Странная мысль. Раньше она никогда не хотела что-то узнать обо мне. Долгие дни, монотонность тюремной жизни вернули ее ко мне, к мысли о том, что где-то у нее есть дочь. На горизонте показался край солнца, и туман над землей засветился, как бумажный фонарь.
6
В следующее воскресенье я проспала. Если б не сон о матери, этого не случилось бы. Сон был чудесный. Мы были в Арле, шли по темной кипарисовой аллее вдоль могил с цветущими анемонами. Ей удалось бежать из тюрьмы — косила газон у забора и просто ушла, улучив минуту. Острые тени-копья на земле, медово-солнечный Арль, римские развалины, наше маленькое пособие. Если бы не мучительное желание продлить этот сон, еще раз увидеть подсолнухи Арля, я встала бы, когда мальчишки убегали на улицу.
Теперь я дремала на переднем сиденье «торино». Сзади охала Кэроли, — ночью она пробовала какие-то таблетки на вечеринке с друзьями и теперь мучилась головной болью. Старр застала нас обеих спящими. По радио пела Эмми Грант, Старр подпевала ей. Волосы у нее сегодня были собраны в «конский хвост», как у Бриджит Бардо, в ушах звенели длинные серьги. Вид у нее был такой, словно мы направлялись в бар на коктейль, а не в Истинную Ассамблею Христа.

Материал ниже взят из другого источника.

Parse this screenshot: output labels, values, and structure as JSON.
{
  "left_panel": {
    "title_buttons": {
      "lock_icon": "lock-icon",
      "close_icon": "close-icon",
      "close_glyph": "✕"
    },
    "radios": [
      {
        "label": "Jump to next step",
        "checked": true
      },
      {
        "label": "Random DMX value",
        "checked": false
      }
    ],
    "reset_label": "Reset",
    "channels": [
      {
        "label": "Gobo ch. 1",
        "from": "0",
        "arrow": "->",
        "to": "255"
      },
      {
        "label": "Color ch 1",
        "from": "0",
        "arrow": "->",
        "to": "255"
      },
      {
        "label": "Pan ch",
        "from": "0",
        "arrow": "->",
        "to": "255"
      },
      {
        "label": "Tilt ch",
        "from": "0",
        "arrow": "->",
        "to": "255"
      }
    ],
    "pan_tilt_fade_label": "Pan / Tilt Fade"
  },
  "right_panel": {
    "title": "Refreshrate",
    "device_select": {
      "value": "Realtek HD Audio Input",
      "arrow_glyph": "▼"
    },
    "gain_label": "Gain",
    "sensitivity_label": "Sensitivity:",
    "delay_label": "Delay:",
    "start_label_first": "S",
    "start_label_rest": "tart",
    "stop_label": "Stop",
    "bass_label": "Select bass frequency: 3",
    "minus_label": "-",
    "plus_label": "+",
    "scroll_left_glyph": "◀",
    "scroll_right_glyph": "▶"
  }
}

— Как я все это ненавижу, — сказала мне на ухо приемная сестра, когда мы шли по церковному двору за ее матерью. — Честное слово, убила бы кого-нибудь за пару колес.
Ассамблея собиралась в блочном бетонном здании с линолеумным покрытием на полу и дымчатыми стеклами в окнах вместо цветных. Со стены в глаза бил огромный крест из светлого дерева, на органе играла женщина с пышной прической. Мы сели на белые складные стулья — слева Кэроли с мрачным лицом, справа у прохода Старр, светящаяся от восхищения.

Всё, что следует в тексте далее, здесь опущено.